Israel - While West Bank settlement freezes have never been a precondition of Israeli-Palestinian peace talks, on Day One the Obama Administration made that demand, while asking no similar up front concession from the Palestinians. When Netanyahu refused what no Israeli Prime Minister could agree to, the U.S. began a serial campaign of very public sulking and petulant verbal abuse of our only ally in the volatile Middle East while at the same time signaling clearly that regarding the existential threat from Iran the only U.S. support for Israel would be empty rhetoric.

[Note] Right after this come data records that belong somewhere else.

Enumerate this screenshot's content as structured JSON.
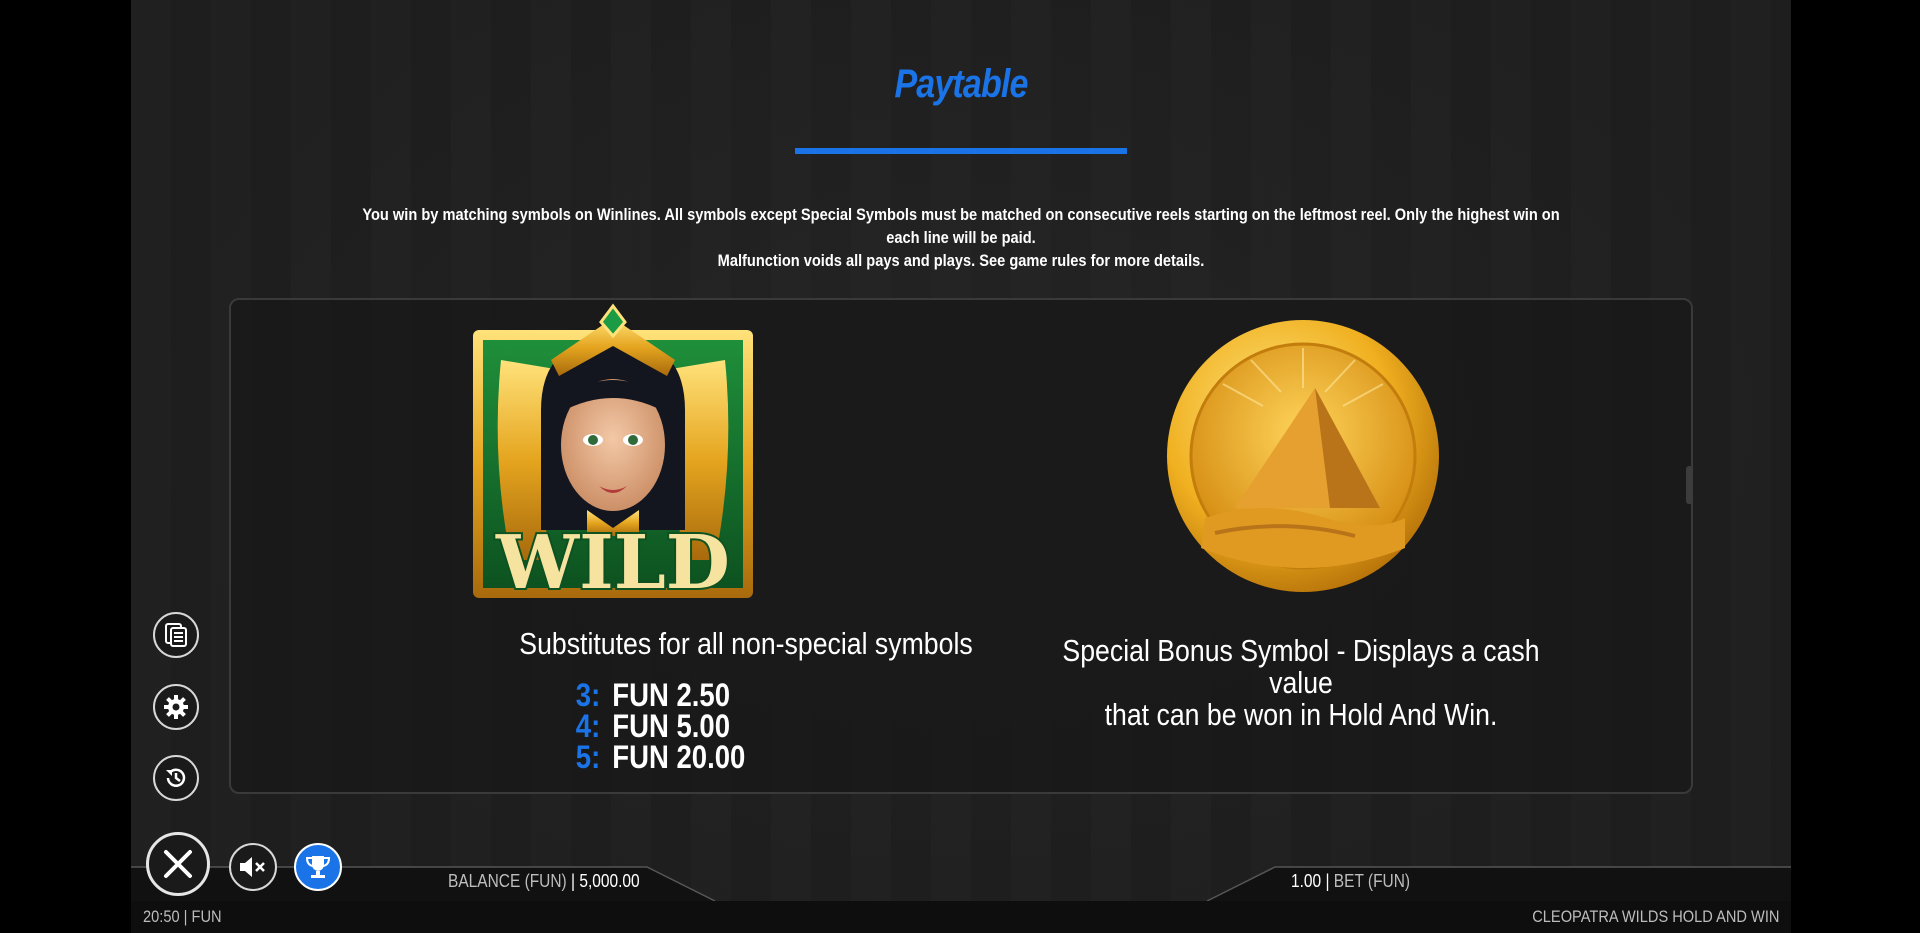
{
  "title": "Paytable",
  "intro": {
    "line1": "You win by matching symbols on Winlines. All symbols except Special Symbols must be matched on consecutive reels starting on the leftmost reel. Only the highest win on each line will be paid.",
    "line2": "Malfunction voids all pays and plays. See game rules for more details."
  },
  "symbols": [
    {
      "icon": "wild-cleopatra-icon",
      "logo_text": "WILD",
      "description": "Substitutes for all non-special symbols",
      "pays": [
        {
          "count": "3:",
          "value": "FUN 2.50"
        },
        {
          "count": "4:",
          "value": "FUN 5.00"
        },
        {
          "count": "5:",
          "value": "FUN 20.00"
        }
      ]
    },
    {
      "icon": "pyramid-coin-icon",
      "description_line1": "Special Bonus Symbol - Displays a cash value",
      "description_line2": "that can be won in Hold And Win."
    }
  ],
  "side_buttons": [
    "paytable-icon",
    "gear-icon",
    "history-icon"
  ],
  "footer": {
    "balance_label": "BALANCE (FUN)",
    "balance_value": "5,000.00",
    "bet_value": "1.00",
    "bet_label": "BET (FUN)",
    "separator": "|",
    "clock": "20:50 | FUN",
    "game_name": "CLEOPATRA WILDS HOLD AND WIN"
  },
  "colors": {
    "accent": "#1a74e8",
    "background": "#1e1e1e",
    "text": "#ffffff"
  }
}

Iraq- The leaders of this fledgling democracy and their enemies see very clearly that the overriding imperative of the new Democratic Administration is rapid withdrawal. They know that U.S. caveats about “conditions on the ground” and residual “technical advisors” are a very small counterweight to the obsessions of Obama’s political base.
Britain- Secretary Clinton’s public pressure on Britain to open talks with Argentina regarding the Falkland Islands- heretofore a settled matter of international law- was a stunning slap in the face to the one great power that has consistently expended its blood and treasure on foreign battlefields in support of U.S. Troops.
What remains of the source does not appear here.